Félicia avait soudainement réalisé qu’elle était retournée dans sa chambre.

Elle était revenue ici sans même y penser. Sa routine quotidienne lui avait été utile, au moins.

Elle s’était dirigée vers son lit, comme si elle y était attirée, et s’était assise.

« Il dit “en parler”, mais c’est plus facile à dire qu’à faire. » Félicia fixa un regard apathique dans le vide.

Depuis que Yuuto était revenu des terres au-delà des cieux, il semblait porter une sorte de lourd fardeau.

Parler à Yuuto de ses sentiments signifierait lui imposer un fardeau encore plus lourd en plus de cela.

Mitsuki avait donné sa permission pour que Yuuto ait des concubines, mais une fois que cela se produirait réellement, elle trouverait certainement cela désagréable.

Et comme elle était au début de sa grossesse, c’était un moment important pour sa santé. Elle ne devrait pas avoir à gérer un stress supplémentaire et injustifié.

En effet, si Félicia devait avouer ses sentiments, elle ferait mieux d’attendre un moment plus approprié.

« Je ne fais que me trouver des excuses stupides », avait-elle soupiré. « À ce rythme, le temps qui passe n’aura aucune importance. Je ne serai jamais capable de le dire. Au final, je suis juste indécise et égoïste. » Félicia avait émis un petit rire sec à ses propres dépens.

Elle avait peur.

Elle avait peur de perdre la relation avec Yuuto qu’elle avait maintenant.

Si elle pouvait continuer à cacher et à réfréner ses sentiments désagréables, alors elle pourrait toujours rester l’adjointe de Yuuto, sa plus proche confidente. Elle pourrait rester à ses côtés.

Si elle se dévoilait et lui parlait honnêtement, et que les choses deviennent gênantes ou moches, alors elle ne pourra plus rester proche de lui. Elle pourrait même ne plus être autorisée à interagir avec lui.

Mais même ainsi, il était douloureux de voir Yuuto et Mitsuki être si intimes l’un avec l’autre.

Elle avait l’impression que son cœur était déchiré en deux à cause de la douleur, et elle sentait aussi les émotions sombres qui se bousculaient au fond d’elle, s’aggravant de jour en jour.

Si elle se taisait, tôt ou tard, elle ne pourrait de toute façon pas rester proche de Yuuto.

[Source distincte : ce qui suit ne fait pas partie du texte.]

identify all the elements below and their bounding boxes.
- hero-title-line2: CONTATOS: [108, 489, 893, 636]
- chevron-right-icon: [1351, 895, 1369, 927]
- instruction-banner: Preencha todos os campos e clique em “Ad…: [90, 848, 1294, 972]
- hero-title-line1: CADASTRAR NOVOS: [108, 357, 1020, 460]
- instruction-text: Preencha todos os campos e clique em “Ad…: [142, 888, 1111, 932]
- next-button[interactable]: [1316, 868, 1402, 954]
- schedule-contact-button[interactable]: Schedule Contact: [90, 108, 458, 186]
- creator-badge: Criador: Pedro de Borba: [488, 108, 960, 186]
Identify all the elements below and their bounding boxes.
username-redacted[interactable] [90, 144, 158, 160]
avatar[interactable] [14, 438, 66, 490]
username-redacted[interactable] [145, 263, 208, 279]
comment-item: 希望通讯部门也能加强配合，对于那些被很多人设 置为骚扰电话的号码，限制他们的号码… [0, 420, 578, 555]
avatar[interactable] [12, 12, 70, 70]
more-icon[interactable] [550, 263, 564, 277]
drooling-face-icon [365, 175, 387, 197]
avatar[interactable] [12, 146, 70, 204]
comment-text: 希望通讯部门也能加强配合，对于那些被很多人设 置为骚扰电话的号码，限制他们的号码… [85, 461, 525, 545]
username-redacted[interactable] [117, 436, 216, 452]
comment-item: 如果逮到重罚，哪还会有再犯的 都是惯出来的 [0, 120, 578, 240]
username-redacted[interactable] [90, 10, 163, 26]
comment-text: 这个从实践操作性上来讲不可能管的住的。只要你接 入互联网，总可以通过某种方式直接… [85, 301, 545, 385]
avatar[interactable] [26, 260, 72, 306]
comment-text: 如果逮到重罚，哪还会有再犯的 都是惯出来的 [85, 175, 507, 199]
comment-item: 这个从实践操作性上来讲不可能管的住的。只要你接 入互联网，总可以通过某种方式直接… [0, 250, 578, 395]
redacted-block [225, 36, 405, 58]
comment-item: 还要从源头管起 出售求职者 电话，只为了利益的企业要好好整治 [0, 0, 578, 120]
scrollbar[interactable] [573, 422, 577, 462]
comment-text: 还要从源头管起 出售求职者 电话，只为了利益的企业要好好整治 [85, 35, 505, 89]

« Qu’est-ce que je suis censée faire… !? » Félicia cracha les mots avec une frustration amère. Elle était habituellement une femme très calme. Cela ne lui ressemblait pas d’agir de la sorte.

Elle connaissait déjà la réponse.

C’était exactement comme son frère l’avait dit. Elle devait s’ouvrir à ses sentiments, puis avoir une discussion sérieuse avec eux sur ce qu’il fallait faire à partir de maintenant.

Mais quand même, elle avait peur de perdre leur relation.

Elle n’arrivait pas à trouver le courage d’aller de l’avant.

Elle voulait maintenir cette relation tiède si elle le pouvait, aussi décevante qu’elle puisse être parfois.

Elle voulait juste être ensemble avec Yuuto.

Elle ne voulait pas avoir à le quitter.

Ses pensées tournaient en rond… et puis, elle entendit une voix.

« Oh, Félicia, tu es de retour ? » La porte de la chambre voisine s’était ouverte, et Mitsuki avait jeté un coup d’œil à travers. Elle ne portait que ses vêtements de nuit.

« Oui, il y a un instant », répondit Félicia. « Comment te sens-tu ? Un peu mieux ? »

« Oui, heureusement. Je suis de nouveau en pleine forme. » Mitsuki leva les deux bras et les fléchit, en riant joyeusement.

C’était comme elle l’avait dit, la teinte rouge et chaude de son visage avait disparu et elle semblait beaucoup plus saine.

Ce sourire heureux et insouciant de Mitsuki avait irrité Félicia. Mais bien sûr, elle ne l’avait pas laissé paraître.

« As-tu besoin de quelque chose de moi ? » Félicia demanda poliment.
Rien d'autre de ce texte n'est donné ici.